Virginia y Clarissa, casi sin darse cuenta, se habían sentado la una frente a la otra en aquella preciosa estancia. Las sillas, aunque era bien sabido por todos los asistentes a aquellas fiestas de la Señora Dalloway lo incómodas que podían resultar tras un rato sentado sobre ellas, seguían en la casa. La razón era puramente estratégica ya que tenían la altura perfecta para disfrutar de las vistas del jardín lleno de rosas y de los retratos de la familia Dalloway que se encontraban en la pared junto a la salida por igual. La fiesta estaba resultando un éxito. Nadie hubiera apostado lo contrario, por mucho que fantasmas del pasado de Clarissa se encontraran disfrutando del mismo ambiente que el Primer Ministro. En una fiesta, se había escuchado decir a la Señora Dalloway en más de una ocasión, es fundamental la luz. Por esta razón ella había escogido ese vestido que parecía llevar luz propia, aportando casi todo el brillo a una reunión estándar de la alta sociedad londinense. Ella y la juventud de Elisabeth, para mayor vanagloria de su propio padre.

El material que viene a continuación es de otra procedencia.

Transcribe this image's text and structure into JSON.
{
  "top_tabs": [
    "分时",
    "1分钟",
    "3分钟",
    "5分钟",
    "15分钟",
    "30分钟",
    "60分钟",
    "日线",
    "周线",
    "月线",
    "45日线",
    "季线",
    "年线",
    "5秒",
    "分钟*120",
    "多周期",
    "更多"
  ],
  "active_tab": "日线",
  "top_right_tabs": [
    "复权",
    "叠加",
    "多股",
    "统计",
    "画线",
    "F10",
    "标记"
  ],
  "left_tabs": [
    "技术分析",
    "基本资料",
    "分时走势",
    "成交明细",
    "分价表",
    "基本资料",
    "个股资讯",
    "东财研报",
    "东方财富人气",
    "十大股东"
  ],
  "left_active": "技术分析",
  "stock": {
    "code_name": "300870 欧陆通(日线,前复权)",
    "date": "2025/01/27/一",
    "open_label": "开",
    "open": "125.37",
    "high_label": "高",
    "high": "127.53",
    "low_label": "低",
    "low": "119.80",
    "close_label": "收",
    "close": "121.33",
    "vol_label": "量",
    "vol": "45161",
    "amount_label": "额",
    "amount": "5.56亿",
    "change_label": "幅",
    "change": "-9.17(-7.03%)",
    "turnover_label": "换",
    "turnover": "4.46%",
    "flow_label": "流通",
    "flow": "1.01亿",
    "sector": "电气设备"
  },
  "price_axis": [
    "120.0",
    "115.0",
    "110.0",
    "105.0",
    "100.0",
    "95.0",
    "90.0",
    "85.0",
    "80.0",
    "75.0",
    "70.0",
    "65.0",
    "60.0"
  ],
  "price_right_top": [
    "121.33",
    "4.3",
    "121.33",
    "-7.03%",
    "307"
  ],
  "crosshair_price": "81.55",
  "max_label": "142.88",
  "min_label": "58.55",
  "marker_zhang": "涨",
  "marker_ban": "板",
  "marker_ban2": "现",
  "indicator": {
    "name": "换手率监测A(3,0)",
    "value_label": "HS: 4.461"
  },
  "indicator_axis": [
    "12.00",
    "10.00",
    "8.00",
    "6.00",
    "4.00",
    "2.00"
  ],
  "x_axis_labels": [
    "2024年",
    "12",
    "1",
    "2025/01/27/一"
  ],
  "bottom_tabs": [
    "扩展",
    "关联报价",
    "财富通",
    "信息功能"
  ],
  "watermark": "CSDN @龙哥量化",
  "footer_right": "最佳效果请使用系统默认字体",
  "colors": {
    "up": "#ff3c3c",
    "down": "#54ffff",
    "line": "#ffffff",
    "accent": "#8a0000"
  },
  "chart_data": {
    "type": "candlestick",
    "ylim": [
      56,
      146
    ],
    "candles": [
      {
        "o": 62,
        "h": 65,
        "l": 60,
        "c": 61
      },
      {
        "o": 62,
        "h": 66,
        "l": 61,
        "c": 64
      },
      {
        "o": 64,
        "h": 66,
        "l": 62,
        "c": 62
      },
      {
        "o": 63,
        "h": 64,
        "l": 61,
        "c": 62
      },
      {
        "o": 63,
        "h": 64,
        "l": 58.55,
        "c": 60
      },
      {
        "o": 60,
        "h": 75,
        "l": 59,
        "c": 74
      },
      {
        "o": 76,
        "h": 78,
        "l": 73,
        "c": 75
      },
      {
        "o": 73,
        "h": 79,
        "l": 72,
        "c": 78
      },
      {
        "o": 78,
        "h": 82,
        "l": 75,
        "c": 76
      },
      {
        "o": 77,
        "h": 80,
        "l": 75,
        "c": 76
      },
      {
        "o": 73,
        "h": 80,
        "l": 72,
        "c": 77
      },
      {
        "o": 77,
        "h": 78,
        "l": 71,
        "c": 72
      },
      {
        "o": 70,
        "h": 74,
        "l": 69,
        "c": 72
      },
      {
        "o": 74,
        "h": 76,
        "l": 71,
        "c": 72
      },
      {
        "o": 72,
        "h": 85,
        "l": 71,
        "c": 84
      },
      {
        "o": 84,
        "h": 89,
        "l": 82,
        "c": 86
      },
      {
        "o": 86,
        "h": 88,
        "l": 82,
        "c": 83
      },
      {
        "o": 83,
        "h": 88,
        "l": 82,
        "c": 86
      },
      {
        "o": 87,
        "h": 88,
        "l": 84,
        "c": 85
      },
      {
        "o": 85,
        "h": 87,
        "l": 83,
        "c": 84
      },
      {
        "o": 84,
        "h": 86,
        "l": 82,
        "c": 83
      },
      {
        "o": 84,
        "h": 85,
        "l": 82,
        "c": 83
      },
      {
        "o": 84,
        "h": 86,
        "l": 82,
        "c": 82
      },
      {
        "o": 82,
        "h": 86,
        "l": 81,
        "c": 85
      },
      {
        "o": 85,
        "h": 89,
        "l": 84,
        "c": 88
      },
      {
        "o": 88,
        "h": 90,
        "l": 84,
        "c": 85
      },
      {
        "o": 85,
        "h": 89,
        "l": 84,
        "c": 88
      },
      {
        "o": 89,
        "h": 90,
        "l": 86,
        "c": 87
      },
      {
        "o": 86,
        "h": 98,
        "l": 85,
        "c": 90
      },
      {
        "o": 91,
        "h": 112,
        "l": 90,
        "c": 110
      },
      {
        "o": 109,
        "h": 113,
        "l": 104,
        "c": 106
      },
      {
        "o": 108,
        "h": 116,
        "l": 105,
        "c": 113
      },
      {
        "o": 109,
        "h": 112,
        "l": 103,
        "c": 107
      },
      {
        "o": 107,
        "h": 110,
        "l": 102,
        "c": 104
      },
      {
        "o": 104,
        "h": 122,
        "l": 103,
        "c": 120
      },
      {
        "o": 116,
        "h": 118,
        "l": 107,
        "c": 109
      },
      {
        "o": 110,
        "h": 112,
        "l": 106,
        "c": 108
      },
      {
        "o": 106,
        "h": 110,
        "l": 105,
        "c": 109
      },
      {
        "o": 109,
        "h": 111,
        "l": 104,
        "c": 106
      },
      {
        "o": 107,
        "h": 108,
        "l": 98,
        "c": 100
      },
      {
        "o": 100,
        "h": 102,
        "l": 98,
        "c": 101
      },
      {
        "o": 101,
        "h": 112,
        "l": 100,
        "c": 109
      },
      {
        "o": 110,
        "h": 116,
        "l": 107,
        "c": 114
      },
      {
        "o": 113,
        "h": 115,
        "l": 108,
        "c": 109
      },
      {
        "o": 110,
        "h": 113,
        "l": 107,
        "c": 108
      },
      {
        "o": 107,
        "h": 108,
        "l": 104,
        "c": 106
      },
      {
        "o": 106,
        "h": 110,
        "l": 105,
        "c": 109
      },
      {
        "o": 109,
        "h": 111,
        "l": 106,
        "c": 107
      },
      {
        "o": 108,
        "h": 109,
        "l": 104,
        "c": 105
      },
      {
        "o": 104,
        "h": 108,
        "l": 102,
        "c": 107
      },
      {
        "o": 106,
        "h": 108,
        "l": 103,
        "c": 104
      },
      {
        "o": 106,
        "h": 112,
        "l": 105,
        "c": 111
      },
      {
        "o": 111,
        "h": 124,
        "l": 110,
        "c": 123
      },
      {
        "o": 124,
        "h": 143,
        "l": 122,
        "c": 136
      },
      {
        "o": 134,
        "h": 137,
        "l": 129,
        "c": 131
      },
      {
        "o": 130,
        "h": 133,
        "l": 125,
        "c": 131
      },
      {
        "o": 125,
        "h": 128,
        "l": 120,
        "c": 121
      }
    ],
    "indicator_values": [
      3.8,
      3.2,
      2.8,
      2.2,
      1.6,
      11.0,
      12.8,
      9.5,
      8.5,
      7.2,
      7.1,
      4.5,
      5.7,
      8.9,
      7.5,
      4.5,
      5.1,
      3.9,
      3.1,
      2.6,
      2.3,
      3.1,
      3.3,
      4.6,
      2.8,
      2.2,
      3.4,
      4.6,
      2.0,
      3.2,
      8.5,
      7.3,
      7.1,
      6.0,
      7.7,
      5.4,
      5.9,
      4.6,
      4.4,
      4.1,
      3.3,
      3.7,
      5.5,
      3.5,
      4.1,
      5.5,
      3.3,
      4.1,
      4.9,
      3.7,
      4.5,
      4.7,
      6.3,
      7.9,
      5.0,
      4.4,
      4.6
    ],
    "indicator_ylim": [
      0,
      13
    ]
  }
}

Sin embargo, una mirada apagada caía sobre la mujer que había hecho posible aquella reunión de desconocidos que fingirían ser amigos hasta una hora prudencial. Escondida tras un rostro similar a la descripción vacía de Clarissa, la Señora Woolf no disfrutaba en absoluto de la velada, de hecho las malas lenguas habrían dicho que una mujer tan infeliz no podría disfrutar en absoluto de nada. El vestido azul un poco más apagado que el de la dueña de la casa era tan hermoso pero con ese matiz triste que inundaba su propia mirada. Era habitual que compartiesen miradas entre ambas, con la sutileza de quien ha nacido en Inglaterra, e incluso alguna que otra conversación velada por el filtro de la alta sociedad. Ambas eran un espejismo de la misma figura. Incluso su pose, tan aparentemente delicada como completamente impostada, parecía un reflejo en alguna baraja del tarot.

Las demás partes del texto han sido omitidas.